WATCH: Cambodia’s government has signed a deal with Australia to accept some of its rejected asylum seekers in exchange for money — a move that has sparked concern among human rights groups and anger on the streets of Cambodia. Mandy Clark reports.
PHNOM PENH, Cambodia – Australia and Cambodia signed an agreement Friday for asylum-seekers who are refused residency in Australia to instead be resettled in the impoverished Southeast Asian country criticized for its deteriorating human rights record.
Australian Immigration Minister Scott Morrison and Cambodian Interior Minister Sar Kheng signed the memorandum of understanding to resettle an unspecified number of refugees currently held at an Australian-run detention camp on the tiny Pacific island nation of Nauru. Most of the detainees arrived by boat from the Middle East and South Asia.
Australia has increased its efforts to deter asylum-seekers from attempting to reach Australian shores by boat, and its current government has vowed that no boat arrivals will ever be resettled in Australia.
But the efforts have concerned activists for refugees, with critics of Australia’s resettlement efforts charging that Cambodia is too impoverished to handle asylum-seekers and that its poor human rights record would put them at risk.
“This is a worrying departure from international norms,” the U.N. High Commissioner for Refugees Antonio Guterres said in a statement. “International responsibility sharing is the basis on which the whole global refugee system works. I hope that the Australian government will reconsider its approach.”
Ou Virak, chairman of the Cambodian Center for Human Rights, said his country was poor and “couldn’t give humanitarian support even if we wanted to.”
“Most of her people do not have access to decent health care, education. Money alone will not able to fix these things for the refugees,” he said in an interview by email. “I think they will be left in limbo for years.”
The Australian Council for International Development, which promotes foreign aid, declared the planned transfer “unnecessarily cruel.”
About 100 people demonstrated outside Australia’s embassy in Cambodia before the signing, clashing briefly with police.
Neither Morrison nor Sar Kheng spoke to the media after the signing and a champagne toast at the Interior Ministry in Phnom Penh.
“Australia will use its expertise and experience to assist Cambodia to strengthen settlement support provided to refugees in Cambodia,” their joint statement said. “As part of this commitment, Australia will bear the direct costs of the arrangement, including initial support to refugees, and relevant capacity building for Cambodia.”
Morrison told Australian Broadcasting Corp. that Australia would pay Cambodia AU$40 million ($35 million) over four years, plus carry the costs of resettlement.
Australia already pays Nauru to house asylum-seekers and has a similar deal with Papua New Guinea.

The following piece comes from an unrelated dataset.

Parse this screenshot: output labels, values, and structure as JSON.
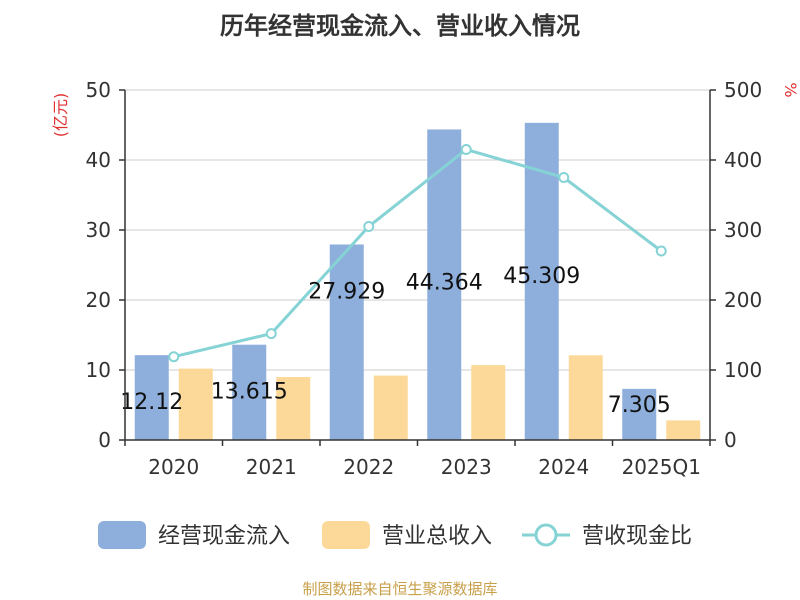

Human rights groups have criticized living conditions for detainees there and expressed concern over the arrangement with Cambodia.
“This deal undermines refugee protection in the region, and around the world, because it makes developed countries think they can pick and choose which refugees they take, and which ones they can offload elsewhere simply by offering development assistance,” said Elaine Pearson, the Australia director of Human Rights Watch.
Amnesty International said recent human rights violations in Cambodia include a violent crackdown by security forces on striking workers and activists in January and cites forced evictions, land disputes and land grabbing affecting thousands of people.
Ou Virak said that under international law, Australia needs to provide necessary protection to refugees. “Sending them Cambodia’s way is the worst and most irresponsible act Canberra could have done,” he said.
In his interview with ABC, Morrison said more than 200 of the 1,200 asylum seekers on Nauru had been assessed to be genuine refugees.
The joint statement said an initial small trial group of refugees would be resettled in Cambodia, then others would be sent later. The transfers would be voluntary, and Morrison said the first group should head to Cambodia by the end of the year.